The convention is to have a type t that encompasses all the data a class would have. You also normally have a make function to act as a constructor and/or an empty variable if that makes sense for your module. For example,

module Person = {
  type t = {name: string};

  let make = name => {name: name};

  let toString = person => "Person :" ++ person.name;

let person = Person.make("Bob");
let personString = Person.toString(person);

/* Or */
let personString = Person.(make("Bob")->toString);

I said before this isn’t too far from what an average class looks like. But there is one crucial difference.

In OOP, your data and your functions are forcibly coupled together. Here, however, the grouping is just for the programmer — there is nothing actually forcing the type and the two functions together.

OOP tends to suffer from data not being strictly hierarchical.

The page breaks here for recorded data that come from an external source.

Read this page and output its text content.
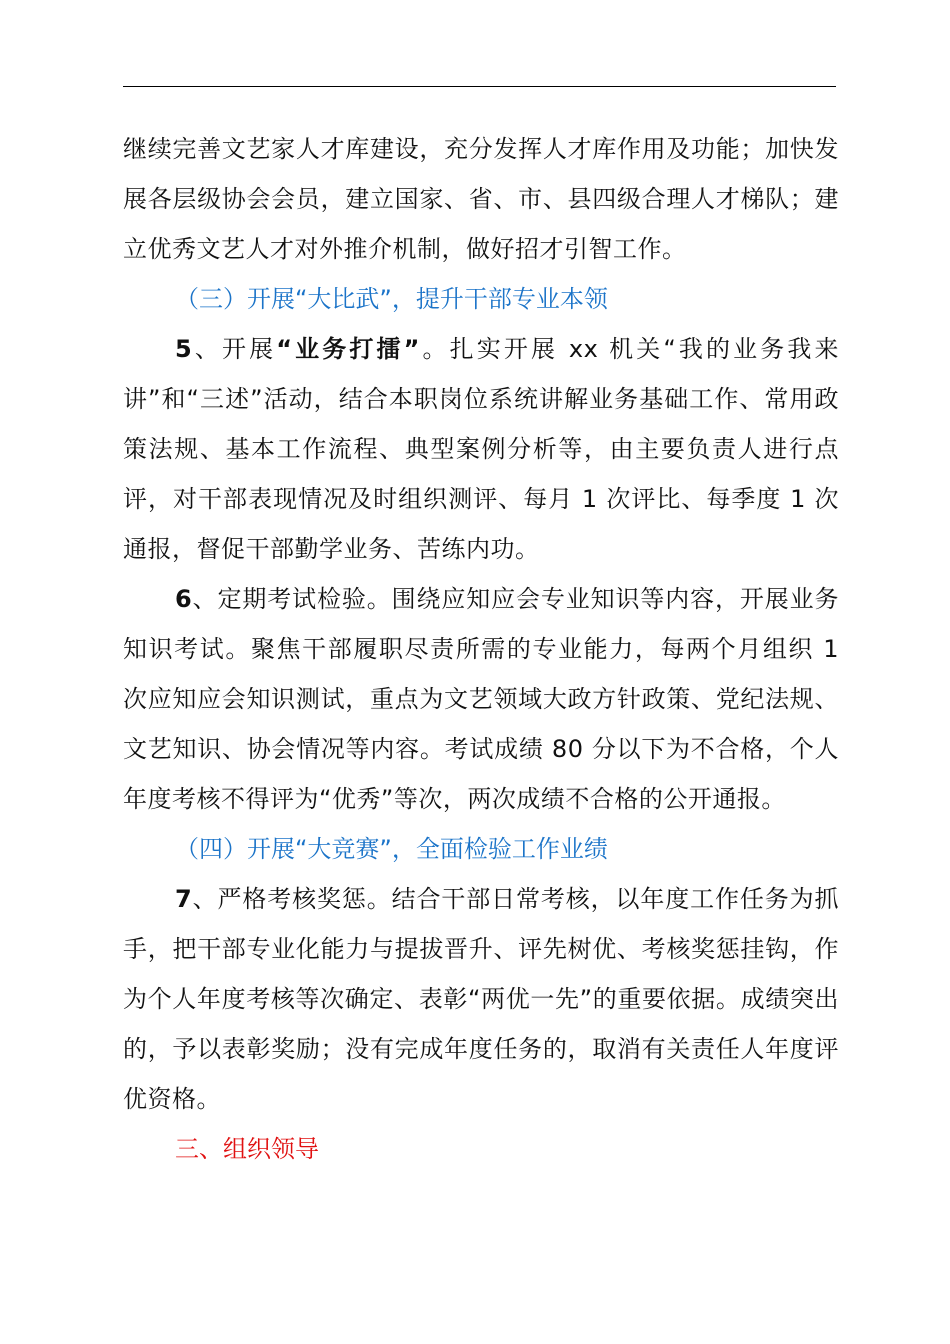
继续完善文艺家人才库建设，充分发挥人才库作用及功能；加快发展各层级协会会员，建立国家、省、市、县四级合理人才梯队；建立优秀文艺人才对外推介机制，做好招才引智工作。

（三）开展“大比武”，提升干部专业本领

5、开展“业务打擂”。扎实开展 xx 机关“我的业务我来讲”和“三述”活动，结合本职岗位系统讲解业务基础工作、常用政策法规、基本工作流程、典型案例分析等，由主要负责人进行点评，对干部表现情况及时组织测评、每月 1 次评比、每季度 1 次通报，督促干部勤学业务、苦练内功。

6、定期考试检验。围绕应知应会专业知识等内容，开展业务知识考试。聚焦干部履职尽责所需的专业能力，每两个月组织 1 次应知应会知识测试，重点为文艺领域大政方针政策、党纪法规、文艺知识、协会情况等内容。考试成绩 80 分以下为不合格，个人年度考核不得评为“优秀”等次，两次成绩不合格的公开通报。

（四）开展“大竞赛”，全面检验工作业绩

7、严格考核奖惩。结合干部日常考核，以年度工作任务为抓手，把干部专业化能力与提拔晋升、评先树优、考核奖惩挂钩，作为个人年度考核等次确定、表彰“两优一先”的重要依据。成绩突出的，予以表彰奖励；没有完成年度任务的，取消有关责任人年度评优资格。

三、组织领导
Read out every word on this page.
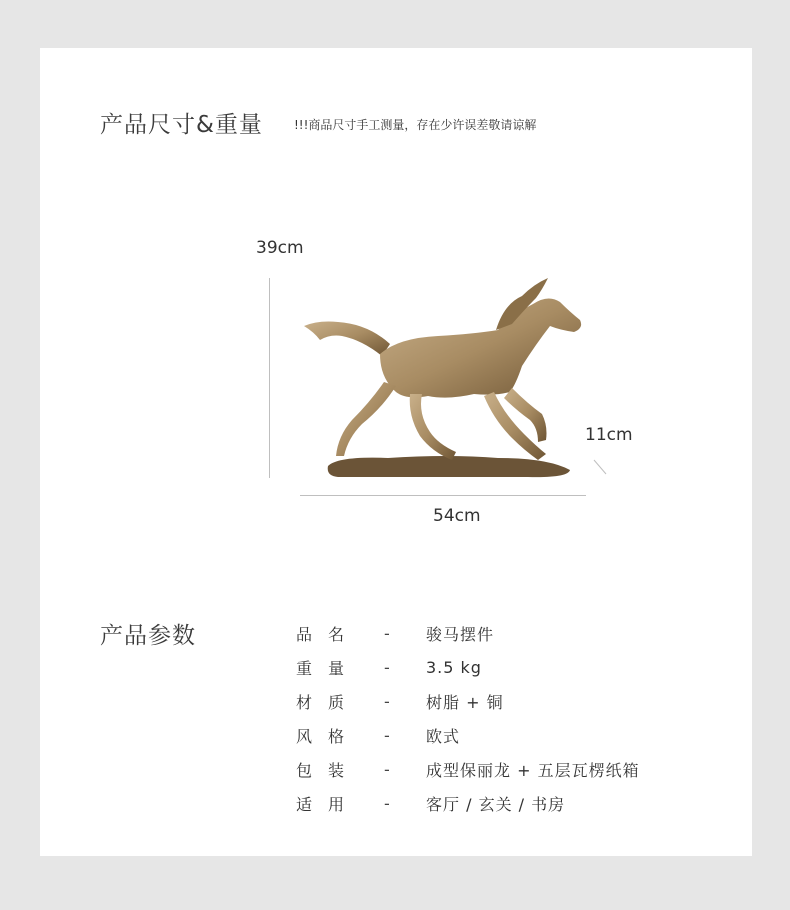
产品尺寸&重量	!!!商品尺寸手工测量，存在少许误差敬请谅解
39cm
11cm
54cm
产品参数	品名	-	骏马摆件
重量	-	3.5 kg
材质	-	树脂 + 铜
风格	-	欧式
包装	-	成型保丽龙 + 五层瓦楞纸箱
适用	-	客厅 / 玄关 / 书房
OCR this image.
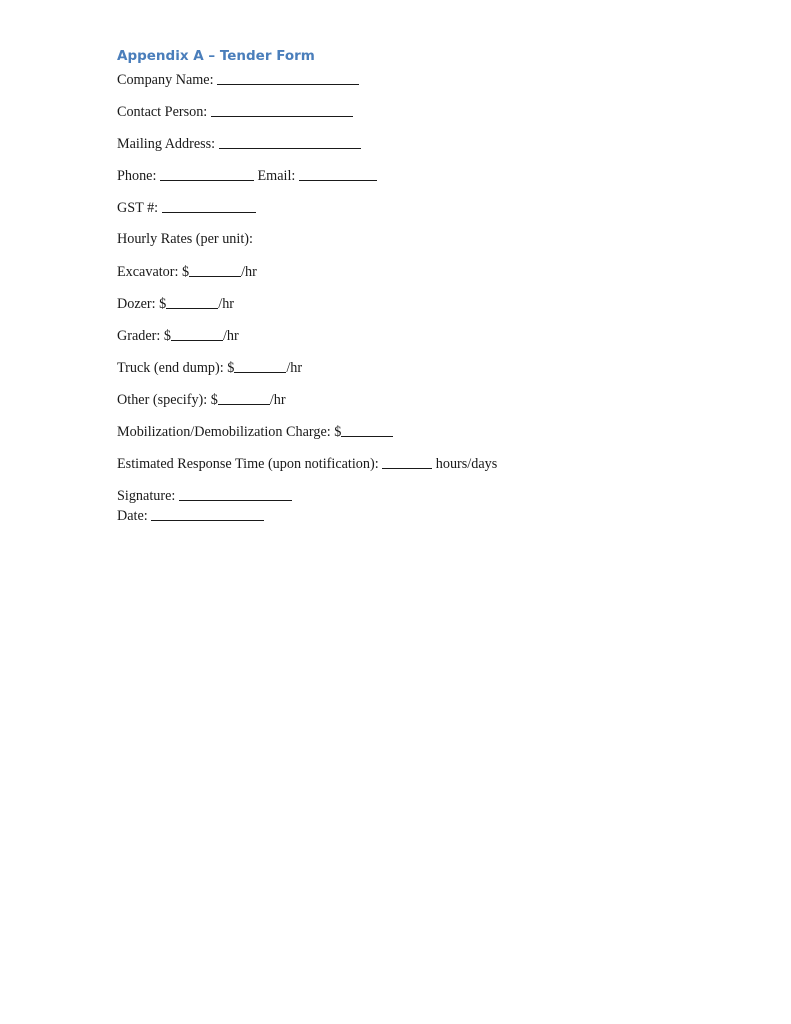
Appendix A – Tender Form
Company Name:
Contact Person:
Mailing Address:
Phone:	Email:
GST #:
Hourly Rates (per unit):
Excavator: $	/hr
Dozer: $	/hr
Grader: $	/hr
Truck (end dump): $	/hr
Other (specify): $	/hr
Mobilization/Demobilization Charge: $
Estimated Response Time (upon notification):	hours/days
Signature:
Date:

By not coupling the data and functions means that when your data isn’t hierarchical, you have much better tools to organise your code — although that’s another blog post.

Bonus Time

As a last bonus, something you’ll see in Belt is defining operators in a module — and this is something you can do too!

module Fraction = {
  type t = {
    num: int,
    den: int,

  let make = (num, den) => {num, den};

  let (+) = (a, b) => {
    num: a.num * b.den + a.den * b.num,
    den: a.den * b.den,

let fractionSum = Fraction.(make(1, 2) + make(1, 3));

This is a bit like marmite — some people love it, some hate it. It really depends on your project how much you’ll make use of it — if at all.